Using a sophisticated technique that compiles and isolates the predictable effects of planetary motion from the more unpredictable dynamics of stellar motion, the team managed to crack the 80-year-old case of Barnard’s Star.
“We finally started to see something when we reached 100 measurements,” says González Hernández, “and then we were sure that the planet was there.”

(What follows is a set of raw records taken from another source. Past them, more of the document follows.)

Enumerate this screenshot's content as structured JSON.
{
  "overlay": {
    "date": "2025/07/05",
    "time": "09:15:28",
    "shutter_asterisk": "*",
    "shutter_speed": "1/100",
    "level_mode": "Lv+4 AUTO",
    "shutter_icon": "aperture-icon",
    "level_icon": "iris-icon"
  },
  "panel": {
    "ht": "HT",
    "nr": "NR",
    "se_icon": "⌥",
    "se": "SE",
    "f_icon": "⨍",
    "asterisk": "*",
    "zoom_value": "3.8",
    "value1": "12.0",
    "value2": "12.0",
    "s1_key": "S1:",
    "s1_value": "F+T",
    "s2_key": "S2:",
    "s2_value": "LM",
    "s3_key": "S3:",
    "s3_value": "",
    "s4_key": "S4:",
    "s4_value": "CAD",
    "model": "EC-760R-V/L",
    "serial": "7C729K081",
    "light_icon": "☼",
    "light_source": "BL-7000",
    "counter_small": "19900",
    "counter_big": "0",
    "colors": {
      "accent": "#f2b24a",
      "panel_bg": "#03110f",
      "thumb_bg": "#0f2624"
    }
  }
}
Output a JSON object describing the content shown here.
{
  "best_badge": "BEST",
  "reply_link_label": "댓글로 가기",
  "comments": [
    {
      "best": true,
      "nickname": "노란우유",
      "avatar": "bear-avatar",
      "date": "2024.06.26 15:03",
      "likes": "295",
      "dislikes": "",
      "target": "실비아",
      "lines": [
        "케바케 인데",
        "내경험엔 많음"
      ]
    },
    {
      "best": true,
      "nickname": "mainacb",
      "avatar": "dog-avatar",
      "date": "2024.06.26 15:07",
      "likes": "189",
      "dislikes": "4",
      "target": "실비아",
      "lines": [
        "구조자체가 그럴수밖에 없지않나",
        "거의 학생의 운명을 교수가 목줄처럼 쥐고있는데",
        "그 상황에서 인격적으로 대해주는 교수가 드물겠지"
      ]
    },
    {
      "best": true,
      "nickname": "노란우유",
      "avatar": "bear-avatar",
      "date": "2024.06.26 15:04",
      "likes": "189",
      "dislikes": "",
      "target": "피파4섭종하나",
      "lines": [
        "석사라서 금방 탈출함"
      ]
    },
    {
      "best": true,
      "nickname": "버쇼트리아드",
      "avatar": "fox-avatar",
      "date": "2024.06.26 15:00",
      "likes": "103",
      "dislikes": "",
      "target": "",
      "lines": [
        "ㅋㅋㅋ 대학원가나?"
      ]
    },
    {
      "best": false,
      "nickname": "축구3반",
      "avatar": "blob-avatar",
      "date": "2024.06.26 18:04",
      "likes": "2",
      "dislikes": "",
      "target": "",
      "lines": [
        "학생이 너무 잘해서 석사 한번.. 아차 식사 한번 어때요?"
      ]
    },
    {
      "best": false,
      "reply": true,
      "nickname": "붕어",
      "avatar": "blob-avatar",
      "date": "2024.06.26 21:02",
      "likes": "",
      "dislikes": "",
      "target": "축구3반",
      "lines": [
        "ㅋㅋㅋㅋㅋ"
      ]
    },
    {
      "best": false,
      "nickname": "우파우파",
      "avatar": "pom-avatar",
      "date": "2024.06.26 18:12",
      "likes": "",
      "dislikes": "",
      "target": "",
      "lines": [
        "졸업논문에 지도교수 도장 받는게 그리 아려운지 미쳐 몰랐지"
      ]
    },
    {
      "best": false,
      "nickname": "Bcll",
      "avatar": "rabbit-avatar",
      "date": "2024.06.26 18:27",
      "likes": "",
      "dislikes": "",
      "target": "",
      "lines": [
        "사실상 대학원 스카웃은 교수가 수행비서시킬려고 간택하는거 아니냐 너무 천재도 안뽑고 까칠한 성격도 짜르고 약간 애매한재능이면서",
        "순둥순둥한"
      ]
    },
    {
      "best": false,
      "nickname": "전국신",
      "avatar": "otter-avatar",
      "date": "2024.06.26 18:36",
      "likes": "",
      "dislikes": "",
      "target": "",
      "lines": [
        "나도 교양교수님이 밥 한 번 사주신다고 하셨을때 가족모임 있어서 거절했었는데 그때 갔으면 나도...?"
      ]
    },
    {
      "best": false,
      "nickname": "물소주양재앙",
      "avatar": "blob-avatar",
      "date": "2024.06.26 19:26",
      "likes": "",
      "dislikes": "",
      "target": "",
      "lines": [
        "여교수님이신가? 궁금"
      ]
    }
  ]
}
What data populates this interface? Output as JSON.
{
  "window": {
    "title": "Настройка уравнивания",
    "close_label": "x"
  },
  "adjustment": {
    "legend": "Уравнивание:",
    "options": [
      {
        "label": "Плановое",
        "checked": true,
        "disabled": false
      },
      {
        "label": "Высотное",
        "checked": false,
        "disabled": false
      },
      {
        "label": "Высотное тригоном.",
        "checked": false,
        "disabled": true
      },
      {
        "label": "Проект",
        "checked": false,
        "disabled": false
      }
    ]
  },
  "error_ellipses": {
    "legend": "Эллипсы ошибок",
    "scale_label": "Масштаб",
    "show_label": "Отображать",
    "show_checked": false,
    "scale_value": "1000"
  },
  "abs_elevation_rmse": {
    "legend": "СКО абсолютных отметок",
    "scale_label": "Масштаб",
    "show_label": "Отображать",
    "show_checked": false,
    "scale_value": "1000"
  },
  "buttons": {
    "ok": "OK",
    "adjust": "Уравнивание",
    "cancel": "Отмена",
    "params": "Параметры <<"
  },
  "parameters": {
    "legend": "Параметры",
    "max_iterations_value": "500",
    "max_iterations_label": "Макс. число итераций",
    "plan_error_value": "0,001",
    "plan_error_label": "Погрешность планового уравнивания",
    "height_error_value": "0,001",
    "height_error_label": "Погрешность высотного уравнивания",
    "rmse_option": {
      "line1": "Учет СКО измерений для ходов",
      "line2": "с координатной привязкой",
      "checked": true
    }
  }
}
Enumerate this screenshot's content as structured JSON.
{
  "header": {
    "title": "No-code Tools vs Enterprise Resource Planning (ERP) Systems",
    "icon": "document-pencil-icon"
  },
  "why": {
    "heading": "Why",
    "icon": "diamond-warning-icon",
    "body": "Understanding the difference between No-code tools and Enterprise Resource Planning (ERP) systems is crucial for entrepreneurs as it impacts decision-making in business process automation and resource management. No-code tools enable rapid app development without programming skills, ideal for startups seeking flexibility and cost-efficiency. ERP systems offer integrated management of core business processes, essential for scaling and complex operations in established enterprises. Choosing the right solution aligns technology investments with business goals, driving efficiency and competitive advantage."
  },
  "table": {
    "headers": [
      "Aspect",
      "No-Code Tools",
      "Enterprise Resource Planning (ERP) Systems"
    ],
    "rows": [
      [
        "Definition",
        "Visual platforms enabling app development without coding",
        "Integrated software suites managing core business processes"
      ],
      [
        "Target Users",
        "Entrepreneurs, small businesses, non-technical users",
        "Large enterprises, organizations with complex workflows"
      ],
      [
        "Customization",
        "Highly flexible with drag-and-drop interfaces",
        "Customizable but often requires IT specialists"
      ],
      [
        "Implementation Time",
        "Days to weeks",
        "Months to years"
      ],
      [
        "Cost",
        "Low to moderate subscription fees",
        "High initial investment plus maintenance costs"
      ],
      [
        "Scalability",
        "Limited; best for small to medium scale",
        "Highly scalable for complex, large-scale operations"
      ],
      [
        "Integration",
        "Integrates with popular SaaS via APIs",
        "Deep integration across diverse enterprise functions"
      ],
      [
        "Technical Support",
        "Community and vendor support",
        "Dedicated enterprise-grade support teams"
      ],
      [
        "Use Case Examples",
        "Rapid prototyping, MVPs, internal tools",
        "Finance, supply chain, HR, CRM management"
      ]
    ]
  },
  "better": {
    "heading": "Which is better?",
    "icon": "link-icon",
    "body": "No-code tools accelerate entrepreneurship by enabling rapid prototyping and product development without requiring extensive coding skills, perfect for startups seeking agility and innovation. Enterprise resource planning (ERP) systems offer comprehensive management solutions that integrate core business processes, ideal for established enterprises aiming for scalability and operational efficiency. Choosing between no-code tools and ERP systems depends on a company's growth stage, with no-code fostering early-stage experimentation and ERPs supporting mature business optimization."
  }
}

Scientists discovered that Barnard’s Star wobbles a full 20 inches (50 cm) per second — five times Earth’s effect on the Sun — placing Barnard b well within the detection range of ESPRESSO. The planet’s short period also allowed the team to capture hundreds of orbits during the four-year study, resulting in an extremely robust dataset.
An alien world
With a surface temperature estimated at 260 F (126 C), Barnard b is an unlikely candidate to host life. But the authors are already searching for Earth-sized companions that may be waiting in the wings. These may even lie in Barnard’s Star’s habitable zone, the Goldilocks-like region where watery planets with temperate climates might thrive.
“In a star as cold as Barnard,” says co-author Alejandro Suárez Mascareño, “the habitable zone corresponds to orbital periods between 10 and 40 days.”
After spending years tracking down Barnard b, González Hernández and Suárez Mascareño also wonder what the view from the surface of the exoplanet might be like. By their calculations, Barnard’s Star would appear eight times larger than the Sun from Earth and feature huge starspots visible when the star rises and sets.
“You would see the surface of the star changing over days or months,” says Suárez Mascareño, “and that means that irradiation on the planet could change with stellar rotation and even create seasons.”
Caltech astrophysicist Jessie Christiansen, who is not an author on the paper, is encouraged by the discovery of Barnard b.
“It is very exciting that the closest star systems have rocky planets in them, and even more exciting that it seems rocky planets are very common in our galaxy,” says Christiansen, who is the project scientist of the NASA Exoplanet Archive where more than 5,700 exoplanets have already been cataloged. “Every new discovery seems to give us the same answer, that everywhere we look with enough precision, we are finding rocky planets. This leads to the next huge question. How many of them are habitable? And from there, how many have life?”